The first new social housing in the remote village of Rookhope for over 50 years has been completed, as part of a £30m project bringing affordable homes to County Durham.
A pair of two-bed bungalows in the heart of Rookhope have been officially handed over to County Durham Housing Group. The new homes are the first new social housing of any kind in the upper-Weardale community, which has a population of fewer than 300 people, since the post-war era.
The bungalows, on Boltsburn Crescent, are also the first of 300 new purpose-built affordable homes being constructed on 17 sites between now and 2020 by County Durham Housing Group.
County Durham Housing Group Chief Executive, Bill Fullen, said: “We hear lots of talk about the housing crisis in big cities, but affordable housing is just as much of an issue in a small rural village like Rookhope.
“These bungalows might seem like a drop in the ocean to some. But to the families who will be able to live in this village, they will mean everything.
“I can’t imagine the circumstances where a private investor would be able to deliver a project like this, which the community wanted and knew that there was demand for. But, this is exactly the type of project where County Durham Housing Group can come into its own.”
The bungalows feature high levels of insulation, the latest heating systems powered by solar panels, and double glazing. They are expected to bring big savings to tenants when compared with older homes in the village. Demand for modern bungalows in Rookhope is high as most properties date back to the area’s lead and ironstone mining heyday, well over 100 years ago.
County Durham Housing Group is one of the region’s largest providers of affordable housing. Alongside the new properties in Rookhope, the group’s £30m new-build programme is creating new homes in communities like Pity Me, Bowburn, Crook and Seaham. As well as traditional affordable rent, construction is delivering ‘Rent to Buy’ homes, which will help hard-working families take their first step on to the property ladder.
The programme is also expected to create around 100 new jobs and apprenticeships. Construction at Rookhope was undertaken by Bishop Auckland based contractor T. Manners & Sons, further supporting the Weardale economy.

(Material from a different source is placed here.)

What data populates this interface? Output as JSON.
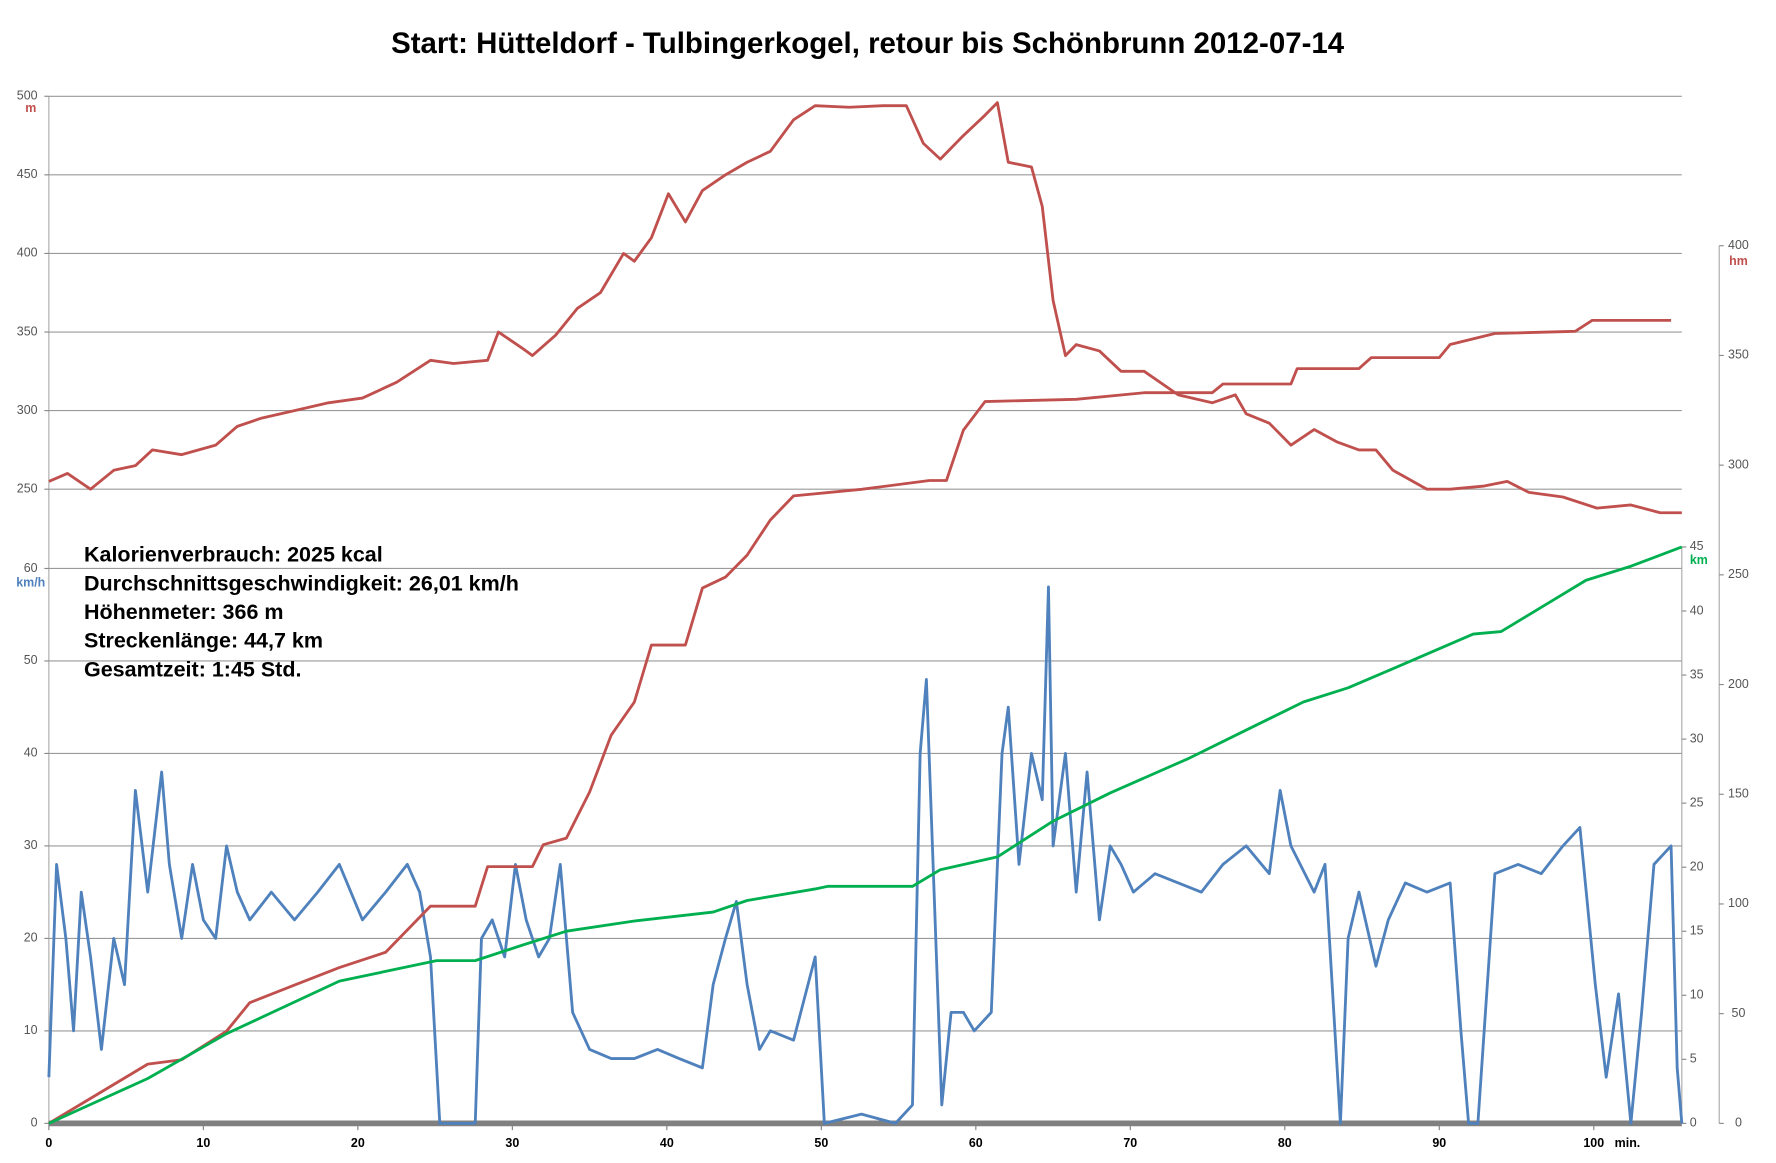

Simon Manners, Joint MD at T Manners & Sons Ltd and the fifth generation of his family to run the 157 year-old business commented: “It has been a real pleasure to work with County Durham Housing Group and deliver affordable homes in Rookhope. Our craftspeople are all locals to the county and so it feels special to be involved in this much needed project. We are pleased to be continuing our relationship with the group, building more bungalows at West Auckland and hope to do more in the future.”
Rookhope, which sits high in Weardale above Stanhope, was a busy centre for the buoyant lead and ironstone mining industries until the early 20th century. Once known as Boltsburn, the village expanded greatly to serve the industry; criss-crossed by railways and dominated by chimneys. Nowadays the peaceful village is perhaps best known for its position at the foot of the fearsome Bolts Law incline on the popular Coast to Coast cycle route from Cumbria to the north east.